If One Crazy Summer put my body on display in a bathing suit, About Last Night upped the ante. Based on the David Mamet play Sexual Perversity in Chicago, About Last Night was, for its time, a daring movie: my character, Debbie, and Rob’s character, Danny, meet at a singles’ bar and have what they think will be a one-night stand; the next morning, Debbie basically flees. Remember: this was way before Sex and the City. The idea that a woman would just want to get laid and then bail without trying to start a relationship was radical. There were a lot of sex scenes, which meant I had to spend a great deal of time naked in front of a room full of men: camera operators, producers, sound guys, and the director who’d told me I was too fat to be in a film.

It’s telling that when Rob and Ed reminisced about the film—which became a huge hit—many years later for the release of the DVD, Rob remembered the two of us being close to hypothermia in a scene shot outdoors in freezing weather and, in another scene, the pain he was in when his leg gave out while he was carrying me. For my part, I just remember the agony I was in displaying my body for the world to see.

Fortunately, the cast was very friendly and supportive, and we all got along well.

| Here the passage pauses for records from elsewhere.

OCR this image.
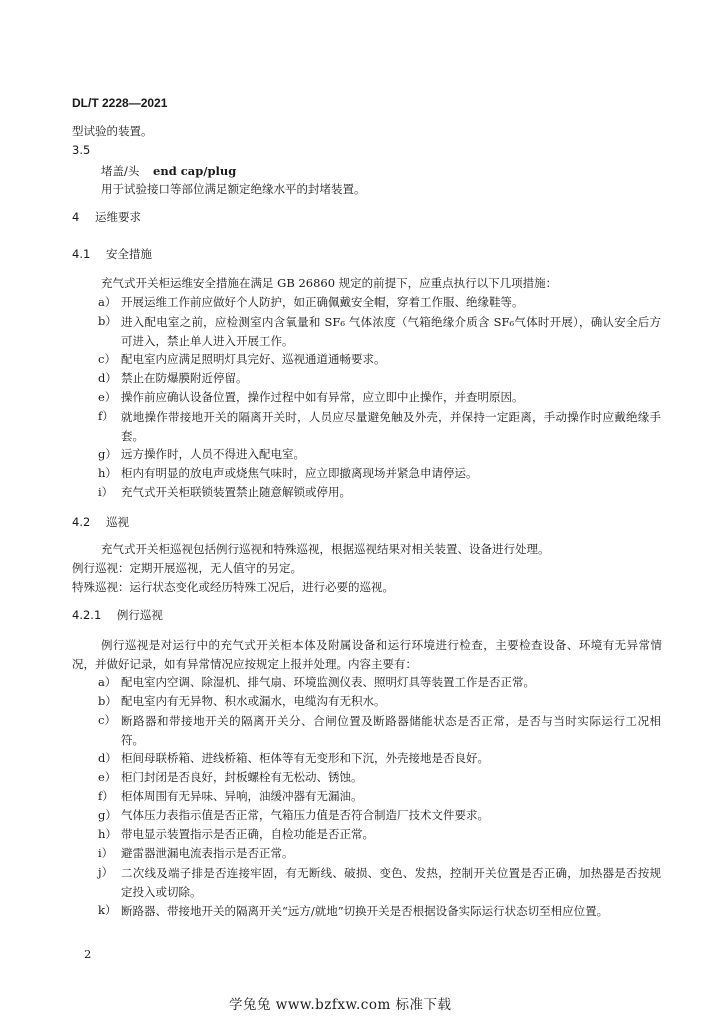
DL/T 2228—2021
型试验的装置。
3.5
堵盖/头 end cap/plug
用于试验接口等部位满足额定绝缘水平的封堵装置。
4 运维要求
4.1 安全措施
充气式开关柜运维安全措施在满足 GB 26860 规定的前提下，应重点执行以下几项措施：
a） 开展运维工作前应做好个人防护，如正确佩戴安全帽，穿着工作服、绝缘鞋等。
b） 进入配电室之前，应检测室内含氧量和 SF₆ 气体浓度（气箱绝缘介质含 SF₆气体时开展），确认安全后方可进入，禁止单人进入开展工作。
c） 配电室内应满足照明灯具完好、巡视通道通畅要求。
d） 禁止在防爆膜附近停留。
e） 操作前应确认设备位置，操作过程中如有异常，应立即中止操作，并查明原因。
f） 就地操作带接地开关的隔离开关时，人员应尽量避免触及外壳，并保持一定距离，手动操作时应戴绝缘手套。
g） 远方操作时，人员不得进入配电室。
h） 柜内有明显的放电声或烧焦气味时，应立即撤离现场并紧急申请停运。
i） 充气式开关柜联锁装置禁止随意解锁或停用。
4.2 巡视
充气式开关柜巡视包括例行巡视和特殊巡视，根据巡视结果对相关装置、设备进行处理。
例行巡视：定期开展巡视，无人值守的另定。
特殊巡视：运行状态变化或经历特殊工况后，进行必要的巡视。
4.2.1 例行巡视
例行巡视是对运行中的充气式开关柜本体及附属设备和运行环境进行检查，主要检查设备、环境有无异常情况，并做好记录，如有异常情况应按规定上报并处理。内容主要有：
a） 配电室内空调、除湿机、排气扇、环境监测仪表、照明灯具等装置工作是否正常。
b） 配电室内有无异物、积水或漏水，电缆沟有无积水。
c） 断路器和带接地开关的隔离开关分、合闸位置及断路器储能状态是否正常，是否与当时实际运行工况相符。
d） 柜间母联桥箱、进线桥箱、柜体等有无变形和下沉，外壳接地是否良好。
e） 柜门封闭是否良好，封板螺栓有无松动、锈蚀。
f） 柜体周围有无异味、异响，油缓冲器有无漏油。
g） 气体压力表指示值是否正常，气箱压力值是否符合制造厂技术文件要求。
h） 带电显示装置指示是否正确，自检功能是否正常。
i） 避雷器泄漏电流表指示是否正常。
j） 二次线及端子排是否连接牢固，有无断线、破损、变色、发热，控制开关位置是否正确，加热器是否按规定投入或切除。
k） 断路器、带接地开关的隔离开关“远方/就地”切换开关是否根据设备实际运行状态切至相应位置。
2
学兔兔 www.bzfxw.com 标准下载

I’d never worked before with Jim Belushi or with Elizabeth Perkins, who was making her movie debut, but there was a wonderful camaraderie on the set. Rob and I were old friends, and he and Emilio were also close, having grown up together in Malibu, so there were definite boundaries in the sex scenes I had with Rob that made them easier to shoot. But the self-consciousness I felt about my body was almost paralyzing.

About Last Night was released on July 2, 1986, and pulled in over $38 million. It got decent reviews for the most part, and so did I. Roger Ebert wrote in the Chicago Sun-Times: “Moore is especially impressive. There isn’t a romantic note she isn’t required to play in this movie, and she plays them all flawlessly.” No critics remarked on my horrible body, which should have proven to me that my horrible body was all in my head.